Mr. Grinberg, who is on the board of Lincoln Center and whose company has been a sponsor of many programs on the performing arts center’s campus, explained the literal connection between his business and the arts.
“In Esperanto, ‘movado’ means ‘always in motion.’ That describes us and it describes all the arts: dancing, painting,” Mr. Grinberg said. “The arts can be a great partner for business.”
One person at the event who seems to be always in motion these days is the board member leading the $702 million fund-raising campaign for redevelopment at Lincoln Center, David Rubenstein, who is a co-founder and managing director of the Carlyle Group.

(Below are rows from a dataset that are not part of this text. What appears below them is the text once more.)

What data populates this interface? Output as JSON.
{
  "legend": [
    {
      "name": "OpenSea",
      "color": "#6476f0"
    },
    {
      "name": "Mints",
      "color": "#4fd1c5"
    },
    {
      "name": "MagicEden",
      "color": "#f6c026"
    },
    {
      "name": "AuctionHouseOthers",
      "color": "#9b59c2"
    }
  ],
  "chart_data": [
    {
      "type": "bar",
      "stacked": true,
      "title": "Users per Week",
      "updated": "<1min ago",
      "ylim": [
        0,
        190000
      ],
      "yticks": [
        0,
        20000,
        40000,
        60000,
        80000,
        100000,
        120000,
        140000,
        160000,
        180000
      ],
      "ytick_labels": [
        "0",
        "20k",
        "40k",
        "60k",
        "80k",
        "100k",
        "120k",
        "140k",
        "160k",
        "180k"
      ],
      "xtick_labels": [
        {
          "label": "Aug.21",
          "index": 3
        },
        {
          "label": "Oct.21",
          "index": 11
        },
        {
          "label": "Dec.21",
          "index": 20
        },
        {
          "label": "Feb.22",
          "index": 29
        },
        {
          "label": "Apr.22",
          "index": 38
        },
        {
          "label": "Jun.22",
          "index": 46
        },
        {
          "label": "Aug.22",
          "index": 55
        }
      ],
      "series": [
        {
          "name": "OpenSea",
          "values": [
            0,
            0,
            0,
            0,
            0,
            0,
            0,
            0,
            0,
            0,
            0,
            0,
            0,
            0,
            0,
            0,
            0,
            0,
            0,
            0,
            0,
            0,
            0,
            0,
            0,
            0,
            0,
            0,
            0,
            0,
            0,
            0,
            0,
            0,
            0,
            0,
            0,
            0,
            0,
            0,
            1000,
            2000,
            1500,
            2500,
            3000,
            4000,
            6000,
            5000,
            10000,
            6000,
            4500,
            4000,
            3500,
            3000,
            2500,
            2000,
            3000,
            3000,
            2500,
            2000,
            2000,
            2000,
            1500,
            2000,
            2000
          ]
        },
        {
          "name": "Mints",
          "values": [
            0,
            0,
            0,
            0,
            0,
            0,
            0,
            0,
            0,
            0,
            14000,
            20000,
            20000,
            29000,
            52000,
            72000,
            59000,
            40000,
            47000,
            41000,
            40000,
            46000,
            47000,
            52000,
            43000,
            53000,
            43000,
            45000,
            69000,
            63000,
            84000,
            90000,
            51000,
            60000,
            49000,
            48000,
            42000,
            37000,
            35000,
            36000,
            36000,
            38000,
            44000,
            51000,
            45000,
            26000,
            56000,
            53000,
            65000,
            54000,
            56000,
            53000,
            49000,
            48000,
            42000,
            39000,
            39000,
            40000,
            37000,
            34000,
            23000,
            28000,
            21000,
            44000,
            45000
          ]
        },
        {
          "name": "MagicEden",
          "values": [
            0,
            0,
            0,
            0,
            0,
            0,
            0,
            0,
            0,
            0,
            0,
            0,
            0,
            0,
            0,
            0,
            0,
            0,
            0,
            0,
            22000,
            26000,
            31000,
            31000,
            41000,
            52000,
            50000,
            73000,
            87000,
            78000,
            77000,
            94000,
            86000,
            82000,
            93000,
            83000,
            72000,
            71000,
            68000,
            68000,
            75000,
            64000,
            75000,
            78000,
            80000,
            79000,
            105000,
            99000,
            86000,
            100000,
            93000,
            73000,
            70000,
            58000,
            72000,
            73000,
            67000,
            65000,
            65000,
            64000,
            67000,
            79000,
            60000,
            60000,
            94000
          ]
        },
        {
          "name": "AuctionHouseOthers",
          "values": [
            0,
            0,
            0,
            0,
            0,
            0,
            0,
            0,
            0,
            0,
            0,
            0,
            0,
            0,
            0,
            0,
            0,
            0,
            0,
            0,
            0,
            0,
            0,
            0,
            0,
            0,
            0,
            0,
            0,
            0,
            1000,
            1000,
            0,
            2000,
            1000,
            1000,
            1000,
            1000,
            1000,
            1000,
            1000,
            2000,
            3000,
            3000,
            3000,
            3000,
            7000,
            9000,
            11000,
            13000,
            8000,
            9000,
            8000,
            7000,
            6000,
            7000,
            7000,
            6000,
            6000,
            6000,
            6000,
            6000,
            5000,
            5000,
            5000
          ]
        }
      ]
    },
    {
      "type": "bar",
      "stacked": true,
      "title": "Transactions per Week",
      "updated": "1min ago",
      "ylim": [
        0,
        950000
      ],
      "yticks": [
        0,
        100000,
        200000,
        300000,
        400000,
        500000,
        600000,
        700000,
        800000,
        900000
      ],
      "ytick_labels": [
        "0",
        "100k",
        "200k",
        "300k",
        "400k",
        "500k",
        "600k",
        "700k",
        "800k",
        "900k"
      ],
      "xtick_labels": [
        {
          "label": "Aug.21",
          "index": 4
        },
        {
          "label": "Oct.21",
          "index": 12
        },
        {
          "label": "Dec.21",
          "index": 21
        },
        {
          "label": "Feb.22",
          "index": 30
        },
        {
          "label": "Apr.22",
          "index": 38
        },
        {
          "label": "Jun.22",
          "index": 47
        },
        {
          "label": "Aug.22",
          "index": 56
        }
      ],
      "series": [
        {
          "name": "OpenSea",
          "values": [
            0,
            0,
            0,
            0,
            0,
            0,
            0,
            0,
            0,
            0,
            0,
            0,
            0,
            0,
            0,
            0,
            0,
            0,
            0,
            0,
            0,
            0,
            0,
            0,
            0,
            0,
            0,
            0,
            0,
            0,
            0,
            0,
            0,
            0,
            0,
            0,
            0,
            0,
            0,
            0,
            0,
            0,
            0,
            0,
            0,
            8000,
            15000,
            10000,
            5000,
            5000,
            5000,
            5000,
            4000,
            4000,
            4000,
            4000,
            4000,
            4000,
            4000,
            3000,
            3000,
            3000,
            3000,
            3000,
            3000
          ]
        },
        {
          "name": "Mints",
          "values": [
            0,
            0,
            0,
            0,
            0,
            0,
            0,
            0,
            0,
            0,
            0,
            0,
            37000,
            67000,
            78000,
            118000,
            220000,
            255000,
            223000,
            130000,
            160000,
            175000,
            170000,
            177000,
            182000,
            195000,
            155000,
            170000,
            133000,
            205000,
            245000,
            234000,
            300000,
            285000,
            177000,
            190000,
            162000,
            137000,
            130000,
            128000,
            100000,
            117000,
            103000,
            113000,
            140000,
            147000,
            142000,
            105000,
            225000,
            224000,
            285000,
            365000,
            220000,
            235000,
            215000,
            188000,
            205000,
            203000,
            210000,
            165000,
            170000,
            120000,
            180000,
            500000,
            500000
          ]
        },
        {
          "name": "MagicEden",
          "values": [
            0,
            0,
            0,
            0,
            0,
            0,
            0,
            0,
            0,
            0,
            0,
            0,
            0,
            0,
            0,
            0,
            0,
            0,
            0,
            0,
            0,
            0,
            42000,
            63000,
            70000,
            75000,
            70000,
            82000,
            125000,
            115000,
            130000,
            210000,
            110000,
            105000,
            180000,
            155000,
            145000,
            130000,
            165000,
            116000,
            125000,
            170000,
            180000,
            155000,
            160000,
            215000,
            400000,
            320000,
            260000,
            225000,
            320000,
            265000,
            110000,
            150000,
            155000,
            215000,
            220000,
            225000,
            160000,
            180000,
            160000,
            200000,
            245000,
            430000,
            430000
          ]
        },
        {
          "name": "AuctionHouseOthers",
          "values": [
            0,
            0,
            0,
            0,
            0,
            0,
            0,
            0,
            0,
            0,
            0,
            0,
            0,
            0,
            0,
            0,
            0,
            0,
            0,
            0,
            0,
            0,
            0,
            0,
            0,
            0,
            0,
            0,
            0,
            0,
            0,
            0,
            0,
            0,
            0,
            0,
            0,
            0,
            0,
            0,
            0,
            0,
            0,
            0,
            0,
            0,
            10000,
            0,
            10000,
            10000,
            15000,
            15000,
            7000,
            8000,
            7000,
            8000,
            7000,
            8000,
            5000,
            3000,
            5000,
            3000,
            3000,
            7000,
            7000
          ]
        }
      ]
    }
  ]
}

“We can’t stop until we raise all the money. We’re almost done,” Mr. Rubenstein said.
Others at the gala with agendas full of Lincoln Center to-dos were the architect Elizabeth Diller, in charge of the center’s physical redevelopment, and the director of the Mostly Mozart Festival, Louis Langrée, who will get little sleep between now and August 25, when the festival closes.
The crowd included Mozart lovers of all stripes. “I love it all,” Mr. Rubenstein said when asked his favorite piece by Mozart.
A board member of the New York Hall of Science had a very specific answer: “The last “Requiem,” when I heard it done in the dome of Salzburg Cathedral with the organ, which is stupendous. It filled the nave and the duomo magnificently,” Anthony Viscusi said.
The publisher of Crain’s New York, Alair Townsend, also cited the “Requiem,” adding her second favorite: Mozart’s horn concertos.
The event, attended by more than 400 guests, raised $1.2 million.